Now, we impose some extra relations. We require alternating columns, which means that if the same vector appears twice in a column, the entire tensor is 0. Equivalently, whenever we switch two elements in a column, we negate the tensor. For $\lambda = (2, 1)$, this only gives us one extra relation:
$$ \text{Alternating Relation: } \begin{Bmatrix} v_1 & v_3 \\ v_2 \end{Bmatrix} = - \begin{Bmatrix} v_2 & v_3 \\ v_1 \end{Bmatrix}$$
The next relation is more tricky to state.

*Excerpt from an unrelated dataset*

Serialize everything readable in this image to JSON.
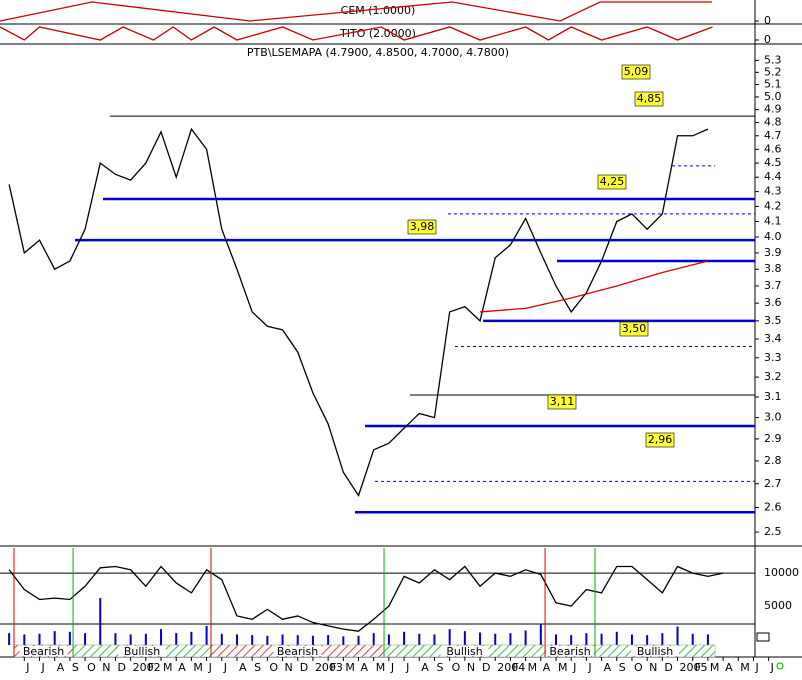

For each pair of adjacent columns $i-1, i$ of $\lambda$, fix a subset $I$ of boxes in the right column. Now we want a tensor $T$ to be equal to the sum over all exchanges of the set $I$ with a set of equal size in column $i - 1$, where an exchange swaps the elements in the chosen subsets, preserving order. This is called the exchange condition. In the case $\lambda = (2, 1)$ we only get one relation, since there is only one pair of adjacent columns. The relation is:
$$ \text{Exchange Relation: } \begin{Bmatrix} v_1 & v_3 \\ v_2 \end{Bmatrix} = \begin{Bmatrix} v_3 & v_1 \\ v_2 \end{Bmatrix} + \begin{Bmatrix} v_1 & v_2 \\ v_3 \end{Bmatrix}$$
This exactly describes the Schur functor $S^\lambda V$. Fulton shows that this is the same as the definition $S^\lambda V = V^{\otimes n} \otimes_{S_n} V^{\lambda}$, and in my opinion it's a much better definition to use "in anger", if you just want to scribble down some elements of the thing and see where they go under certain maps and so on.
Finally, you can easily see the symmetric space $\lambda = (n)$ using this description, since there is no alternating relation, and the exchange relation just says that adjacent cells commute. Similarly, the alternating space $\lambda = (1, 1, \ldots, 1)$ comes straight out of the alternating relations, there are no exchange conditions.